Bezos hat gute Kontakte zur traditionsmedienkritischen Trump-Regierung

Vor drastischen Kürzungen bei “Washington Post”

Donnerstag, 05. Februar 2026 | 12:52 Uhr

Von: APA/dpa

Bei der “Washington Post” muss Medienberichten zufolge ein großer Teil der Belegschaft gehen. Amazon-Gründer Jeff Bezos will aber laut Chefredakteur Matt Murray als Eigentümer an der renommierten US-Zeitung festhalten. “Er möchte, dass die Post eine größere, relevante und florierende Institution wird”, sagte er dem Sender CNN. Am Mittwoch war bekanntgeworden, dass das fast 150 Jahre alte Traditionsblatt wegen heftiger wirtschaftlicher Einbußen Sparmaßnahmen einleitet.

Etwa ein Drittel der Belegschaft wird Medienberichten zufolge gekündigt, darunter rund 300 Journalisten. Laut einer von Medien zitierten internen Mitteilung sollen die Sportredaktion fast komplett aufgelöst, das Literaturressort geschlossen, die Auslandsberichterstattung stark reduziert und der tägliche Podcast “Post Reports” eingestellt werden. Eine offizielle Mitteilung lag zunächst nicht vor.

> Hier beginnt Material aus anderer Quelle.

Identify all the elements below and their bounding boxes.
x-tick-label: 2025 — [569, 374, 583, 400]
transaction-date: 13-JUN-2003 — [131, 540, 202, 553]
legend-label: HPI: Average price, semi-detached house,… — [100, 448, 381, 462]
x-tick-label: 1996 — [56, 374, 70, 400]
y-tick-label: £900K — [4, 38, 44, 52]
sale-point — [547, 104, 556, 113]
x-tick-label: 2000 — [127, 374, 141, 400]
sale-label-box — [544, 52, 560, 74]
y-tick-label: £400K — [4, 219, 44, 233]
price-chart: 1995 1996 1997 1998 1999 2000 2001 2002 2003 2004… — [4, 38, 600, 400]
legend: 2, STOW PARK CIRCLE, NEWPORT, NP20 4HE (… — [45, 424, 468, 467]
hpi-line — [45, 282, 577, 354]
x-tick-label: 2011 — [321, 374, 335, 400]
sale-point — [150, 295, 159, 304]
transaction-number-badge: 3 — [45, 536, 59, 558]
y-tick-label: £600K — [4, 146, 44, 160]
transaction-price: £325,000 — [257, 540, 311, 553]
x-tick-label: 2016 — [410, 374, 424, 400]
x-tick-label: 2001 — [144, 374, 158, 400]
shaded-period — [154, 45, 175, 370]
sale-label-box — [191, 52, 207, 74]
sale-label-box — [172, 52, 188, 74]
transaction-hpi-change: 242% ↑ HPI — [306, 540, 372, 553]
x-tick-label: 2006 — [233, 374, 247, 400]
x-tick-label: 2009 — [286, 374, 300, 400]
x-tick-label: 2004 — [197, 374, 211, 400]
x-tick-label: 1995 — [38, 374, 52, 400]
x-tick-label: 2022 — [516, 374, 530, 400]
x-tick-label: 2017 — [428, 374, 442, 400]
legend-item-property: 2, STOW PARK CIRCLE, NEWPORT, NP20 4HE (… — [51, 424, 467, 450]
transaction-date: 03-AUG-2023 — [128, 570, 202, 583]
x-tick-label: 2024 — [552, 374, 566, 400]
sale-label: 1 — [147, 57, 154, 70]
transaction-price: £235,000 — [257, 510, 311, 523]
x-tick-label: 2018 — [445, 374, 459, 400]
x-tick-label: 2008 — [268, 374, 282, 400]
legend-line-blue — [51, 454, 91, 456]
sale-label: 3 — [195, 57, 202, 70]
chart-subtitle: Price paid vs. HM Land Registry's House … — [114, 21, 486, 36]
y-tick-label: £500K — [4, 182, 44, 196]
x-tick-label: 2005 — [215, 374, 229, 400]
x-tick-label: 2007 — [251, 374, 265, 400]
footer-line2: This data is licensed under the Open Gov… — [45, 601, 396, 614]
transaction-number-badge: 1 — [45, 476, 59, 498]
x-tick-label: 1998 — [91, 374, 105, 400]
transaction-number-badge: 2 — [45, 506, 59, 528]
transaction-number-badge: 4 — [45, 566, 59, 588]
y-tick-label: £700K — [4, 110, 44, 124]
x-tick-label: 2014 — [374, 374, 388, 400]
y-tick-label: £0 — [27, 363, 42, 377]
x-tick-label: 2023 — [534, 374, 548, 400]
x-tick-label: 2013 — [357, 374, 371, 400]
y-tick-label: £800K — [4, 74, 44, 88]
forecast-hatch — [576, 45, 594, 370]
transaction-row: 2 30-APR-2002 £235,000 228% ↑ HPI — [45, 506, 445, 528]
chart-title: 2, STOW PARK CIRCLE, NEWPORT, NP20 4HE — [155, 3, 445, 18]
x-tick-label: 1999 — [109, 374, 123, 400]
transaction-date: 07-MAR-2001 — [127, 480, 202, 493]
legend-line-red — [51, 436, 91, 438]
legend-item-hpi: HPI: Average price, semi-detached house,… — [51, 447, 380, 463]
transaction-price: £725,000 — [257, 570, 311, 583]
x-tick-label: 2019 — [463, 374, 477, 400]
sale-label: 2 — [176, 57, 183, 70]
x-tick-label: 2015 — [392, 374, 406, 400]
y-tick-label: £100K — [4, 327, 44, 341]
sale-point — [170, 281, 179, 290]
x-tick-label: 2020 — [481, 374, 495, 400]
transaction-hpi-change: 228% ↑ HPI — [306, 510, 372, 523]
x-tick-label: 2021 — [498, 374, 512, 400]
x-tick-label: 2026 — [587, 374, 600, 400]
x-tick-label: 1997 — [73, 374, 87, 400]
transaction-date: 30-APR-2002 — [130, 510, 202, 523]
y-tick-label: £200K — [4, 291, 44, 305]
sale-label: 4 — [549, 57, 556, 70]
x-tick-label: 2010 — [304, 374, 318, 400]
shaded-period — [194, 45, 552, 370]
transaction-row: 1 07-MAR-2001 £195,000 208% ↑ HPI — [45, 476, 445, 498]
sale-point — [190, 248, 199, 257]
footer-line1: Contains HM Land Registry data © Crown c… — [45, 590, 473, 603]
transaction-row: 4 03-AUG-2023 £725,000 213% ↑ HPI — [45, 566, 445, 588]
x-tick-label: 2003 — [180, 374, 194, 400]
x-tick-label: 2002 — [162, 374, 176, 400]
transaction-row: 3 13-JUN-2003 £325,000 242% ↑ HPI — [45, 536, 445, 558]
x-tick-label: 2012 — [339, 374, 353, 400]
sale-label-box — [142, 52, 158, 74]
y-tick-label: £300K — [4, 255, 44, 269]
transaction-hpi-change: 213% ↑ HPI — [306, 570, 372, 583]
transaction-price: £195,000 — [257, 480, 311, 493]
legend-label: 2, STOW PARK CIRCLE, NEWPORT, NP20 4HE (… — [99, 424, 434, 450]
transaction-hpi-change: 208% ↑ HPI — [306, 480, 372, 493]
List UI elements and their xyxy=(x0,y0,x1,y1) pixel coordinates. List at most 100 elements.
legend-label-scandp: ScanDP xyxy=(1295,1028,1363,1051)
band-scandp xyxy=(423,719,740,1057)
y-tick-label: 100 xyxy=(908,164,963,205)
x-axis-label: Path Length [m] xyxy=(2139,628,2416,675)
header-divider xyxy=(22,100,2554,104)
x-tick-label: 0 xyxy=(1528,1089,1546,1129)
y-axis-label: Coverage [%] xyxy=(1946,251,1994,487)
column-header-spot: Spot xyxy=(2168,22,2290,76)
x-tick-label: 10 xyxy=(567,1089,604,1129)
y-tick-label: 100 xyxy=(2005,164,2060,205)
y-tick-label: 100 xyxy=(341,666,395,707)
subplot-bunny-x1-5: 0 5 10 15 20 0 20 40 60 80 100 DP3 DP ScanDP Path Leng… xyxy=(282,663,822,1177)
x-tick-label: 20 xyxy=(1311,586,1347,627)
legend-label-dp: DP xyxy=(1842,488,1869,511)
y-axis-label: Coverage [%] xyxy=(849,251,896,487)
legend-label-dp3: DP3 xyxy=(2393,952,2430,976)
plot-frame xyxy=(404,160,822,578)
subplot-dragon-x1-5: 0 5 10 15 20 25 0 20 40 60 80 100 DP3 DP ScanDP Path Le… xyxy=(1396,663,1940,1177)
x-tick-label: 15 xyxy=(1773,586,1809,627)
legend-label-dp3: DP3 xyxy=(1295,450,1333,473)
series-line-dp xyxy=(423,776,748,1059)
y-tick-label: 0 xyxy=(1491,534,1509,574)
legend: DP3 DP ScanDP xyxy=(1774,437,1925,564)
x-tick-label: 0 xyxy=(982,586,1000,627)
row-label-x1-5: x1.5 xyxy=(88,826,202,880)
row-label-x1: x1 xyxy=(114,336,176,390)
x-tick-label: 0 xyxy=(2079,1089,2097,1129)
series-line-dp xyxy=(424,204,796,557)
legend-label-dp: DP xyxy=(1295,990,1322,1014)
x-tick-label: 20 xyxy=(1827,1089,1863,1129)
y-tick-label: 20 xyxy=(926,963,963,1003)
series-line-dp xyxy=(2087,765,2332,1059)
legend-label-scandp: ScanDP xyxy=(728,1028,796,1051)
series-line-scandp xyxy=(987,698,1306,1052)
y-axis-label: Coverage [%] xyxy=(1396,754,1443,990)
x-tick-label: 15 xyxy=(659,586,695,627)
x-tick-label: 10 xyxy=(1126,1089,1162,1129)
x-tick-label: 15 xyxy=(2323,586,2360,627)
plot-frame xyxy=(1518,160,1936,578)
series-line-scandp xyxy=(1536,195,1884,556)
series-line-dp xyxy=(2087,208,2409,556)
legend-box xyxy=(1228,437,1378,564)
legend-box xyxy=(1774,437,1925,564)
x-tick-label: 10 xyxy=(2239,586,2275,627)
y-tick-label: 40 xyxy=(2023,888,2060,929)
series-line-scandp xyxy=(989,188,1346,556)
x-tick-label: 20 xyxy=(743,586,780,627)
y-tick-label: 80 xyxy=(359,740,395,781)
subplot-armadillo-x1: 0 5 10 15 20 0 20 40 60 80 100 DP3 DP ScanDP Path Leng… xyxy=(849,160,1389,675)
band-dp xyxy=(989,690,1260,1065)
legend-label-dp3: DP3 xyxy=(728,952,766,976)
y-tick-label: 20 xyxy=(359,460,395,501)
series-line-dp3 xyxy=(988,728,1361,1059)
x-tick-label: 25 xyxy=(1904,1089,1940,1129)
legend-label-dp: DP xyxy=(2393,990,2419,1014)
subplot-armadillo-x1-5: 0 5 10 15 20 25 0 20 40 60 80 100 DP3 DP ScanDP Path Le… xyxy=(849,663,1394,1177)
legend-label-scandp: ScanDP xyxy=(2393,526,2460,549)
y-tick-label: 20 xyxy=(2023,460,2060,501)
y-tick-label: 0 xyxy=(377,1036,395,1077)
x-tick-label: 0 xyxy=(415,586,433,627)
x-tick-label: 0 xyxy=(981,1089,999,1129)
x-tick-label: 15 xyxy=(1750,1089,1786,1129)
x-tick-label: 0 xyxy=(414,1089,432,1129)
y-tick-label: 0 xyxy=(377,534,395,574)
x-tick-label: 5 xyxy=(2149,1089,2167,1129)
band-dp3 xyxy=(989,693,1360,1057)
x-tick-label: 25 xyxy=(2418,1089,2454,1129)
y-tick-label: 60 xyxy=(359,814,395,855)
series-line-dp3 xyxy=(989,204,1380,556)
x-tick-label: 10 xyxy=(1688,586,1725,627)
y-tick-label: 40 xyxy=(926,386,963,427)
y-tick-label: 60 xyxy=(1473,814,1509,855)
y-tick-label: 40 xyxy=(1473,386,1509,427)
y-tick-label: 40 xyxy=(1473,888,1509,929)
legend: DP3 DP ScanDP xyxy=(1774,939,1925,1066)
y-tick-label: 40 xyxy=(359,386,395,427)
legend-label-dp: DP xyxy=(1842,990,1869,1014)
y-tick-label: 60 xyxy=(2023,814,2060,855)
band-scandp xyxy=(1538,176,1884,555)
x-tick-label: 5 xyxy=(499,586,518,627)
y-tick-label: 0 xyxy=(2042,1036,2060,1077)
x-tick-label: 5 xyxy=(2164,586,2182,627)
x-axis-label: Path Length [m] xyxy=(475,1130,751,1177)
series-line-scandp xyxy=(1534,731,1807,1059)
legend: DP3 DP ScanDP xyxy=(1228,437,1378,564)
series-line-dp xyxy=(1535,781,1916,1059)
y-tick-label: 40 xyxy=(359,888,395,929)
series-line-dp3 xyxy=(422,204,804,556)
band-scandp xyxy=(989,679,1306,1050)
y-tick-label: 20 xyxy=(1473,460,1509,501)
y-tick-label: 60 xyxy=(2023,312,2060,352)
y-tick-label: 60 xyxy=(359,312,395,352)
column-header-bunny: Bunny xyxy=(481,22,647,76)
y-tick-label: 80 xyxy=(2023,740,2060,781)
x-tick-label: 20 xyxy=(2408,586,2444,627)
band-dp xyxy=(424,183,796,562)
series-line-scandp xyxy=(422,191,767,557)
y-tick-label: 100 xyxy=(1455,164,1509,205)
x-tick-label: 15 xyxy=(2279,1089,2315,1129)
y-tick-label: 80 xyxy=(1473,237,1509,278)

Zweifel der Mitarbeitenden

“Aus meiner Sicht kann ich sagen, dass uns Jeff (Bezos) voll und ganz dabei unterstützt, das Haus in Ordnung zu bringen und für Wachstum zu positionieren”, sagte Murray. Die Mitarbeitervertretung der Zeitung fragte sich laut den Berichten hingegen in einer Erklärung, ob Bezos noch bereit sei, in die Aufgabe zu investieren, die das Blatt als unabhängiges Medium seit Generationen auszeichne. Die Belegschaft organisiert sich unter dem Hashtag #SaveThePost (Rettet die Post).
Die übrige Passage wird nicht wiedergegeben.